The only sourdough in the village
It was conceived well over a decade ago in Rhinebeck, New York using organic grapes, a copy of Nancy Silverton’s instructions on how to capture a sourdough yeast culture, a large plastic tub, some flour, and a square of muslin (see La Brea Bakery for detailed instructions). Its gestation period was 2 weeks, during which it transformed from a bright yellow festering mass into a pale and lively sourdough yeast culture. And so my sourdough culture was born on a summers day in the apartment in Clinton Corner which I rented from David Bean (a ‘Jet’ from the film West Side Story) and his eccentric wife Jeannie, a retired actress.
Jeanie has always been an incredibly supportive friend and in the early days of my career she regularly volunteered her time and efforts to waitress for me. With hindsight it is now clear that Jeanie was probably not waitress-material, but I am ever so grateful to her for trying! It was my dear friend Jeanie who very graciously agreed to waitress for me at a lunch party at the home of, the then, Libby Mavroleon (heiress to the Camel Cigarette Empire). The guests arrived and we served canapés. Jeanie is vivacious and wonderfully easy to talk to and soon she was working the crowd and interacting with the guests as only an actress can. Jeanie enigmatically suggested to Donald Trump’s mother that perhaps Donald Trump should consider changing his hairdresser. After receiving a sharp glance, Jeanie made a swift exit and fled to the kitchen. Although that was nothing compared to the debacle which unfolded later in the day! The party was in full swing and my Paella, in the capable hands of Jeanie, made its grand entrance across the terrace. I watched happily from the sidelines and then, to my horror… Jeannie stumbled just as she reached the table. My Paella was air-born! I looked on, unable to even breathe let alone help, as the slow motion scene unfolded before me. Poor Jeanie tried desperately to catch the giant pan but instead managed to, rather unceremoniously, tip half of the Paella down the unsuspecting neck of Donald Trump’s mother. I was mortified but both Libby and Donald Trump’s mother took the incident in good humour.
Anyway, back to the matter in hand: my sourdough culture, now alive and kicking!
During its life it has travelled thousands of miles around the globe accompanying me in my role as an itinerant private chef. It has made every style of bread from brioche to pita, and has been enjoyed by millionaires, trillionaires, Dukes, Duchesses, Lords, Ladies and even a Prime Minster and a Princess. Despite this, it still remains down-to-earth and is equally happy when making the perfect bread for a chip butty.
Things haven’t always been easy between us; once on a flight to Cork it exploded inside my suitcase, encasing every item of clothing with a thin layer of ‘batter’- not a good look!
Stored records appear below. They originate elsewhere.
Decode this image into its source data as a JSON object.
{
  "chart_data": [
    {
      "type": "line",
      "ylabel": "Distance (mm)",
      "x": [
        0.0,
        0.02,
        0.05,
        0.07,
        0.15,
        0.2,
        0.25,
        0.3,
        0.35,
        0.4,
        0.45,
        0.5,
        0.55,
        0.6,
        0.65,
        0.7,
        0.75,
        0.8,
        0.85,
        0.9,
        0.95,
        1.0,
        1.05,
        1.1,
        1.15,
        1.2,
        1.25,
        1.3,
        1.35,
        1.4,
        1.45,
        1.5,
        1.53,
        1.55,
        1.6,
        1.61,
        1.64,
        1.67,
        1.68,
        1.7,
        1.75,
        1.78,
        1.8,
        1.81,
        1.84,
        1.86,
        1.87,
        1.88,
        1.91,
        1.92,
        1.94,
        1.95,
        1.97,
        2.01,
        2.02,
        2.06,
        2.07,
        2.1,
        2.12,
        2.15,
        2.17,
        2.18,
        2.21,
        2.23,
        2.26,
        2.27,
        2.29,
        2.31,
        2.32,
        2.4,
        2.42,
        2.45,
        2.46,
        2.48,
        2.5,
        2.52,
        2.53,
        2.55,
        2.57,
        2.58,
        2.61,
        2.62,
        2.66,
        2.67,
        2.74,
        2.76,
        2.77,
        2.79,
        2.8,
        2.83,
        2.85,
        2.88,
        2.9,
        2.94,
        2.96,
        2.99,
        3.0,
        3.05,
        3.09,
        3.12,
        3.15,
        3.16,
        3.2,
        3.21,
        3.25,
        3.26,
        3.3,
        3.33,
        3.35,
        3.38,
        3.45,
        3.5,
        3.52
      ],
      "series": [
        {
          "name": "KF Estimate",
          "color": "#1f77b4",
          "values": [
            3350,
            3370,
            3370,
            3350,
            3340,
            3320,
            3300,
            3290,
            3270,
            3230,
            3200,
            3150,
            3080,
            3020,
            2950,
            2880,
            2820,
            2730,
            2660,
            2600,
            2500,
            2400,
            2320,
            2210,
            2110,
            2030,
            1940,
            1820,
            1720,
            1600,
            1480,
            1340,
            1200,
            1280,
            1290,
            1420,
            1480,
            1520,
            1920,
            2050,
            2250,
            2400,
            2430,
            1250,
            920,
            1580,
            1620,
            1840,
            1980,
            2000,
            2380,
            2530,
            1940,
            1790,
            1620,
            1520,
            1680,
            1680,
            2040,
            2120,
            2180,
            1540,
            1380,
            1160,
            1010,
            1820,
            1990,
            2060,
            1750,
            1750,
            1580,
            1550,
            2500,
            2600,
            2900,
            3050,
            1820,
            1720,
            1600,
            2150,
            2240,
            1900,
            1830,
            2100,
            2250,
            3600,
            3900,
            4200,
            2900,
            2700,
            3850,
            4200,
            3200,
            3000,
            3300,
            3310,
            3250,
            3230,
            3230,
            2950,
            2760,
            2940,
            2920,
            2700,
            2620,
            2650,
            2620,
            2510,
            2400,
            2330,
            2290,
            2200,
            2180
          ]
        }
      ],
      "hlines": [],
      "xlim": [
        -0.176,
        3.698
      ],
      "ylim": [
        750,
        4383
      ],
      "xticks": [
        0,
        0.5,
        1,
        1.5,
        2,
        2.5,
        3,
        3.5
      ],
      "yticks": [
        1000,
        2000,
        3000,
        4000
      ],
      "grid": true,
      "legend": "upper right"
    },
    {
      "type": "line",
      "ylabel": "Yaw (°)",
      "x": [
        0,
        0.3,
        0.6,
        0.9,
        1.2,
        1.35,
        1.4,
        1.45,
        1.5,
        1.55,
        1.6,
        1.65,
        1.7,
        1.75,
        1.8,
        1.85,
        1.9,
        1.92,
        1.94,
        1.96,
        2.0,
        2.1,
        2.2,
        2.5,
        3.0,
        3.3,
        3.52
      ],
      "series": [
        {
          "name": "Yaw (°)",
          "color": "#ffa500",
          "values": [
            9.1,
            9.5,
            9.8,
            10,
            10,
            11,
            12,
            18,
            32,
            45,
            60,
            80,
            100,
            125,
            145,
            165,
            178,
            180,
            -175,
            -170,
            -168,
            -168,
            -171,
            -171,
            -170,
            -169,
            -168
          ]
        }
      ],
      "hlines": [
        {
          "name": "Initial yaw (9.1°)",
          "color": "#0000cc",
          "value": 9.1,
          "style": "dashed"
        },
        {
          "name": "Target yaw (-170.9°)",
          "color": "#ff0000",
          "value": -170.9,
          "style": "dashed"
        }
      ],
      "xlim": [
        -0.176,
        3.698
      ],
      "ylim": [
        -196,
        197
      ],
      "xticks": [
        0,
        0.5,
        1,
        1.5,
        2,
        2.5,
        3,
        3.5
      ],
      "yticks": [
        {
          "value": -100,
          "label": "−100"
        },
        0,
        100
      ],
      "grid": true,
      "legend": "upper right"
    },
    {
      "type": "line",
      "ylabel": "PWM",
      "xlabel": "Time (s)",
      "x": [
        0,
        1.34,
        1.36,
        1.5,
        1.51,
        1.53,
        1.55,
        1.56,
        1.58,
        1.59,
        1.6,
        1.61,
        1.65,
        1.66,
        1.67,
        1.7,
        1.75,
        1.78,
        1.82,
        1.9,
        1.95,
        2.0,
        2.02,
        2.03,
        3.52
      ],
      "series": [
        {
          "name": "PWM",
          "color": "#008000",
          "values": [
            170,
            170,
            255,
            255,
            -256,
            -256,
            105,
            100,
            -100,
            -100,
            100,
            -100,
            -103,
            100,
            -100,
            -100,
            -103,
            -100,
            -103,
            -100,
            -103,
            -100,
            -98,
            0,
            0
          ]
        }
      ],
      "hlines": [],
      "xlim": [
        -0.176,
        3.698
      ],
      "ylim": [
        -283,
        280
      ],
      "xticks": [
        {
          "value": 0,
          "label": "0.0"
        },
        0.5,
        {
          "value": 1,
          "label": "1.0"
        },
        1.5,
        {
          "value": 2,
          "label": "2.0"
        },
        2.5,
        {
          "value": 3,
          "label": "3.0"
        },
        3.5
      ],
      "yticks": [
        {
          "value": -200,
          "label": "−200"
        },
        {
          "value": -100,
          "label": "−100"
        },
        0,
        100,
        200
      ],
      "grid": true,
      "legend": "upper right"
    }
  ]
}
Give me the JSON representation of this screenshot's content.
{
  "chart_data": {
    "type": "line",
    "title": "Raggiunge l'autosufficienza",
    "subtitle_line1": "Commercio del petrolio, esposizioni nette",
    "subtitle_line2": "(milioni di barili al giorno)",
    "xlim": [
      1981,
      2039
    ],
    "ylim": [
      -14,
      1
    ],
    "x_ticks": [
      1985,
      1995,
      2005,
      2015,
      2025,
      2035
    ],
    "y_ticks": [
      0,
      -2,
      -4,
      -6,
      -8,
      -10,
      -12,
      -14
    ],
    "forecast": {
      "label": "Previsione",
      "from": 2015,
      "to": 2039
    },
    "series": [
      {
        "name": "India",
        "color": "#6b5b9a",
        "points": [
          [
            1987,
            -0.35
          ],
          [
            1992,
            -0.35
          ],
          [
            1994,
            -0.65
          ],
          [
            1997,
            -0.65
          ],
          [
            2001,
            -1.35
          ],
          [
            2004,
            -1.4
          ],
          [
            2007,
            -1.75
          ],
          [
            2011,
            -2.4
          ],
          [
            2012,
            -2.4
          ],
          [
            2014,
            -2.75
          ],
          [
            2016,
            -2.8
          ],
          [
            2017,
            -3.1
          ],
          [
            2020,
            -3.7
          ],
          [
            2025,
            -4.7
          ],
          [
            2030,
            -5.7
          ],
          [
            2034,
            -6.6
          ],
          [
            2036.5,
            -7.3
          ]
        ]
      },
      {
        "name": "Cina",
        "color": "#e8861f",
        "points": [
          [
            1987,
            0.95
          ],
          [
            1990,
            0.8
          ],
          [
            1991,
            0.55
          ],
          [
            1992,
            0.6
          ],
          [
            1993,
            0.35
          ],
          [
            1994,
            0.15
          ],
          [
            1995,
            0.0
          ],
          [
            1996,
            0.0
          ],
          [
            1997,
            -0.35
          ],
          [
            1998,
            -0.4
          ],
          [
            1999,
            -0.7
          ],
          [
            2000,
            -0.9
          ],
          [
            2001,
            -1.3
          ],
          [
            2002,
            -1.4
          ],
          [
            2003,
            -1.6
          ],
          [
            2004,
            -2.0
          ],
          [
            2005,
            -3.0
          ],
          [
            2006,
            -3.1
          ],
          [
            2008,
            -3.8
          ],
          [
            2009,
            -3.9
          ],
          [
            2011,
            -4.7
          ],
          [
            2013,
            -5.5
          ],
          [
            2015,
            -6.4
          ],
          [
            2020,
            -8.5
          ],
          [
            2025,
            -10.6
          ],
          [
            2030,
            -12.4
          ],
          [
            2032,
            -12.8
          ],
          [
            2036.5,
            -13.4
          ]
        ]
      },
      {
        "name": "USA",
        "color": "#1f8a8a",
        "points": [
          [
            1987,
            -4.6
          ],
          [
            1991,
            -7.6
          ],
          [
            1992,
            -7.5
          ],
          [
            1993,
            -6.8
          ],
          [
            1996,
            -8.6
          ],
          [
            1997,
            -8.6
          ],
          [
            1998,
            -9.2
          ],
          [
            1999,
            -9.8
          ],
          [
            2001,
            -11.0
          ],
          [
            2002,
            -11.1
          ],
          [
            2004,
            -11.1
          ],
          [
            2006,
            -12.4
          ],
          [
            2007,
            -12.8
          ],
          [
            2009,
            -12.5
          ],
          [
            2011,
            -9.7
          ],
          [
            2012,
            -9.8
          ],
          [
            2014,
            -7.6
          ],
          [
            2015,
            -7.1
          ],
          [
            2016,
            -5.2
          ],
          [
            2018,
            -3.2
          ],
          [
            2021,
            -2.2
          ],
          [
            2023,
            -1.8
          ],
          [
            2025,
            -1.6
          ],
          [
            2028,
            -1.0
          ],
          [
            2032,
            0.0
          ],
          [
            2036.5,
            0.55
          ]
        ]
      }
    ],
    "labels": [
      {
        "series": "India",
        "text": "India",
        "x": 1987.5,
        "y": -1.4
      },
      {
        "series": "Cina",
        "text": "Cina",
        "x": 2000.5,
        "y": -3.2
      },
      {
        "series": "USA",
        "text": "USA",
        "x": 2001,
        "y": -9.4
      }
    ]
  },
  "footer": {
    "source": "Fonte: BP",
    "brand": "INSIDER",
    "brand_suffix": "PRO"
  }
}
We then caused mayhem at Stansted airport when I innocently packed it in what turned-out to be the WRONG 100ml container and after begging a teaspoon from a cafe I then spent 45 minutes poking small dollops through the tiny neck of the RIGHT 100 ml container to enable us to continue our journey albeit somewhat depleted.
It has survived on its own, dormant in my fridge for 5 months whilst I’ve travelled alone. Then faithfully revived after a little TLC and returned to baking fitness within mere days.
It has diligently provided ‘offspring’ upon demand and the ‘family’ is now spread amongst many of Leith’s School of Food & Wine teachers and students, Cambridgeshire’s sourdough enthusiasts, and Divertimenti fans.
It reached celebrity status for being the main star in the very first UK Slow Food Sourdough Workshop and perhaps the very first sourdough workshop in the UK, now more than a decade ago.
I’m confident that it was the only sourdough culture in the village at that time, but thankfully the proverbial closet is finally fully open and the world is now packed with enthusiastic sourdough bakers both amateur and professional.